He next surrounded his cylinder by an oblong deal-box, in such a manner that the cylinder could turn water-tight in the centre of the box, while the borer was pressed against the bottom of the cylinder. The box was filled with water until the entire cylinder was covered, and then the apparatus was set in action. The temperature of the water on commencing was 60°.

“The result of this beautiful experiment,” writes Rumford, “was very striking, and the pleasure it afforded me amply repaid me for all the trouble I had had in contriving and arranging the complicated machinery used in making it. The cylinder had been in motion but a short time, when I perceived, by putting my hand into the water, and touching the outside of the cylinder, that heat was generated.

“At the end of one hour the fluid, which weighed 18.77 pounds, or two and one-half gallons, had its temperature raised forty-seven degrees, being now 107°.

“In thirty minutes more, or one hour and thirty minutes after the machinery had been set in motion, the heat of the water was 142°.

“At the end of two hours from the beginning, the temperature was 178°.

“At two hours and twenty minutes it was 200°, and at two hours and thirty minutes it actually boiled!”

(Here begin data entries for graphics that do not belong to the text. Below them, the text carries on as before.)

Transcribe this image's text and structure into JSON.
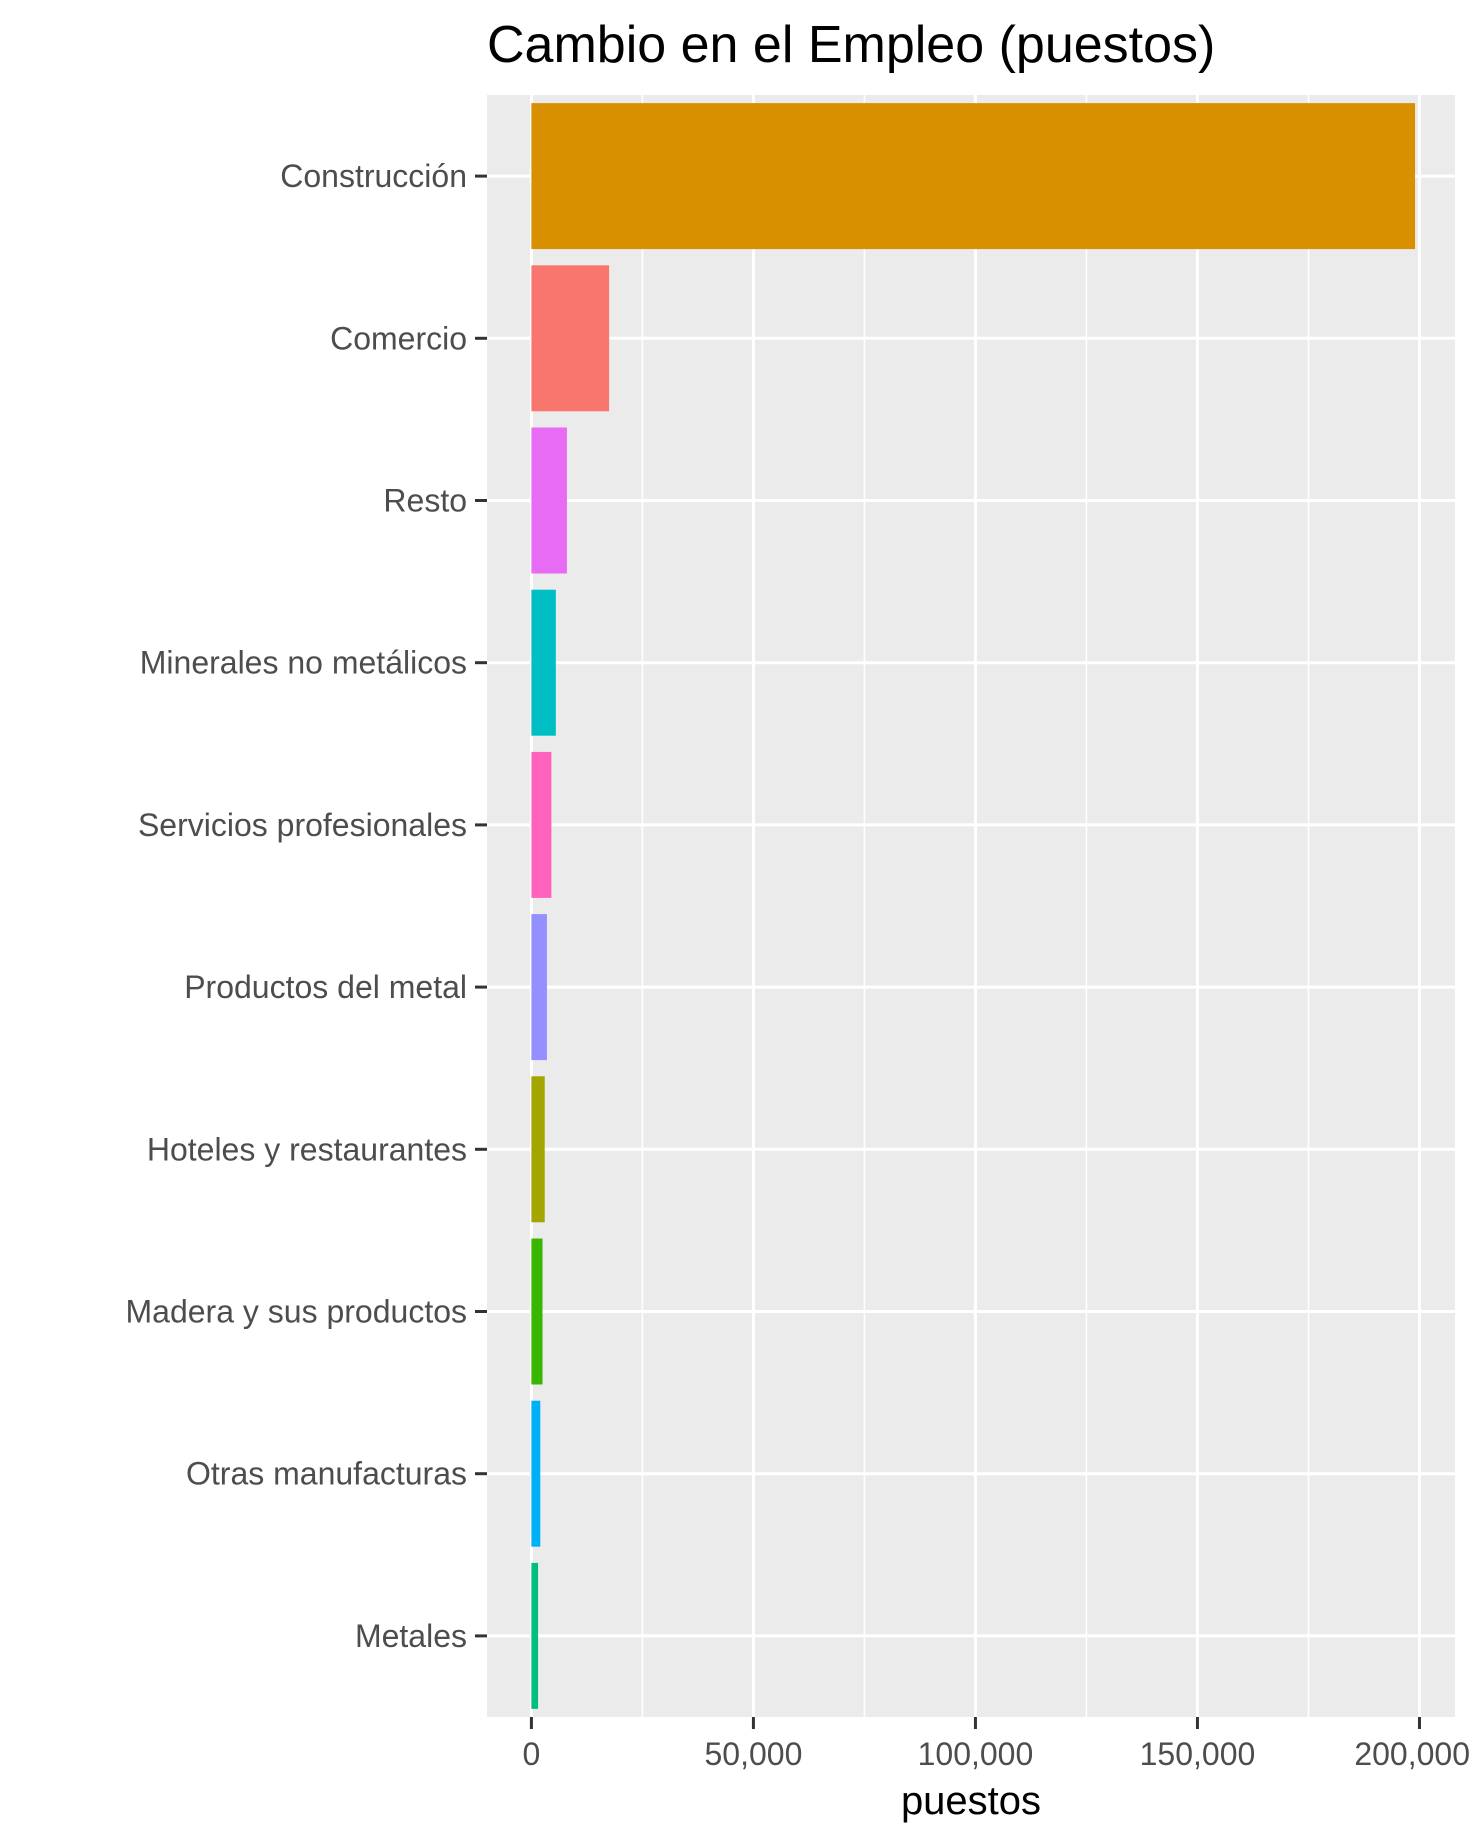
{
  "chart_data": {
    "type": "bar",
    "orientation": "horizontal",
    "title": "Cambio en el Empleo (puestos)",
    "xlabel": "puestos",
    "ylabel": "",
    "xlim": [
      -10000,
      208000
    ],
    "x_ticks": [
      0,
      50000,
      100000,
      150000,
      200000
    ],
    "x_tick_labels": [
      "0",
      "50,000",
      "100,000",
      "150,000",
      "200,000"
    ],
    "grid": true,
    "legend": "none",
    "panel_color": "#ebebeb",
    "categories": [
      "Construcción",
      "Comercio",
      "Resto",
      "Minerales no metálicos",
      "Servicios profesionales",
      "Productos del metal",
      "Hoteles y restaurantes",
      "Madera y sus productos",
      "Otras manufacturas",
      "Metales"
    ],
    "values": [
      199000,
      17500,
      8000,
      5500,
      4500,
      3500,
      3000,
      2500,
      2000,
      1500
    ],
    "colors": [
      "#d89000",
      "#f8766d",
      "#e76bf3",
      "#00bfc4",
      "#ff62bc",
      "#9590ff",
      "#a3a500",
      "#39b600",
      "#00b0f6",
      "#00bf7d"
    ]
  }
}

“It would be difficult to describe the surprise and astonishment expressed in the countenances of the bystanders on seeing so large a quantity of water heated, and actually made to boil, without any fire. Though, there was nothing that could be considered very surprising in this matter, yet I acknowledge fairly that it afforded me a degree of childish pleasure which, were I ambitious of the reputation of a grave philosopher, I ought most certainly rather to hide than to discover.”

He then carefully estimates the quantity of heat possessed by each portion of his apparatus at the conclusion of the experiment, and, adding all together, finds a total sufficient to raise 26.58 pounds of ice-cold water to its boiling point, or through 180° Fahrenheit. By careful calculation, he finds this heat equal to that given out by the combustion of 2,303.8 grains (equal to four and eight-tenths ounces troy) of wax.

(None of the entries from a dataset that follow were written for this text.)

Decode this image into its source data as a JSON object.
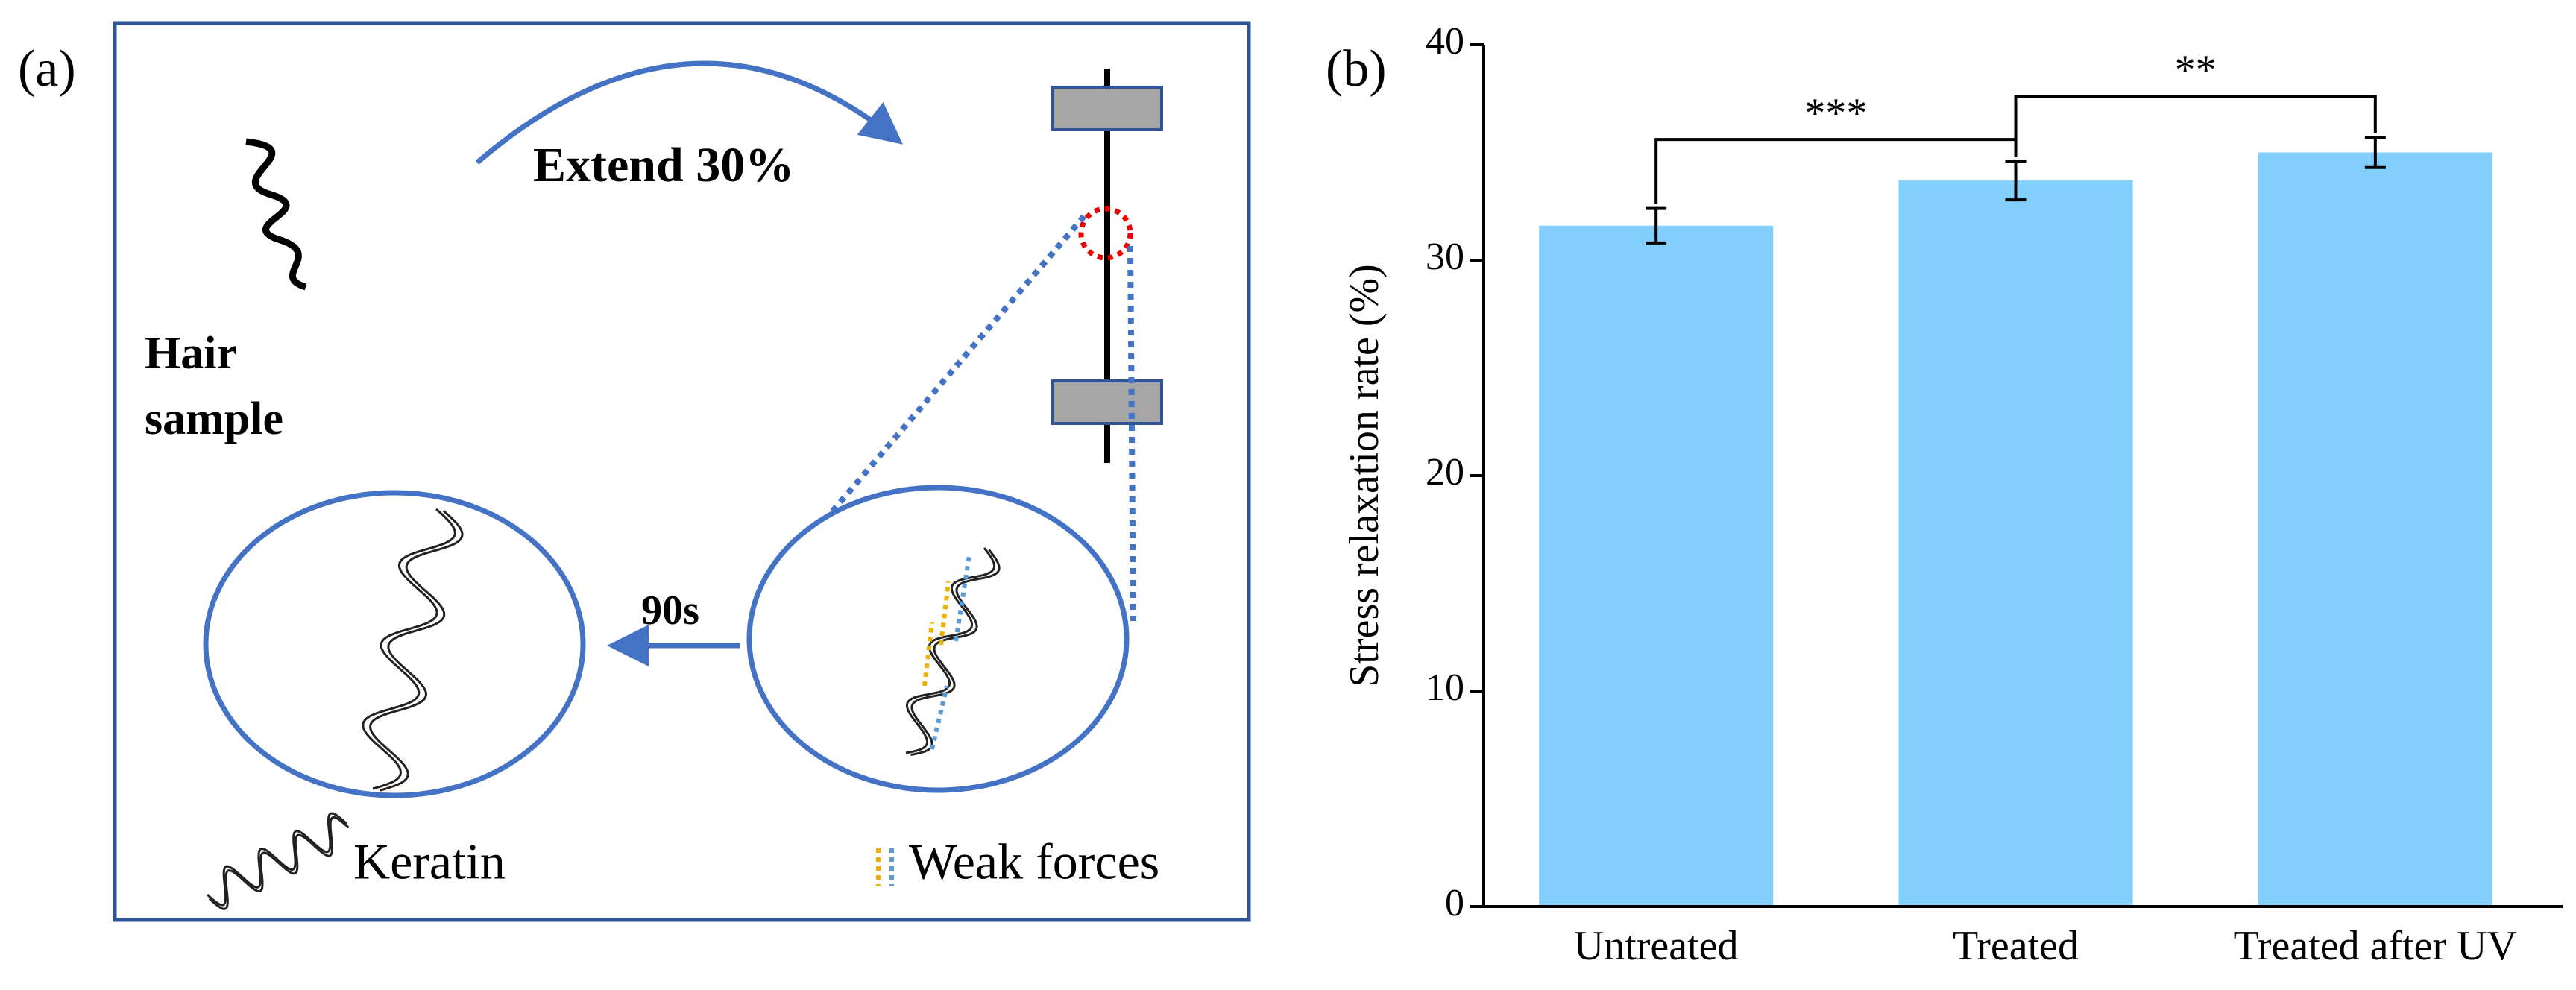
{
  "panel_a": {
    "label": "(a)",
    "stretch": "Extend 30%",
    "sample": [
      "Hair",
      "sample"
    ],
    "time": "90s",
    "legend": [
      "Keratin",
      "Weak forces"
    ]
  },
  "chart_data": {
    "type": "bar",
    "label": "(b)",
    "y_label": "Stress relaxation rate (%)",
    "categories": [
      "Untreated",
      "Treated",
      "Treated after UV"
    ],
    "values": [
      31.6,
      33.7,
      35.0
    ],
    "errors": [
      0.8,
      0.9,
      0.7
    ],
    "color": "#82cffd",
    "ylim": [
      0,
      40
    ],
    "yticks": [
      0,
      10,
      20,
      30,
      40
    ],
    "annotations": [
      {
        "text": "***",
        "y": 35.6
      },
      {
        "text": "**",
        "y": 37.6
      }
    ]
  }
}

He then determines the “celerity” with which the heat was generated, summing up thus: “From the results of these computations, it appears that the quantity of heat produced equably, or in a continuous stream, if I may use the expression, by the friction of the blunt steel borer against the bottom of the hollow metallic cylinder, was greater than that produced in the combustion of nine wax-candles, each three-quarters of an inch in diameter, all burning together with clear bright flames.

“One horse would have been equal to the work performed, though two were actually employed. Heat may thus be produced merely by the strength of a horse, and, in a case of necessity, this heat might be used in cooking victuals. But no circumstances could be imagined in which this method of procuring heat would be advantageous, for more heat might be obtained by using the fodder necessary for the support of a horse as fuel.”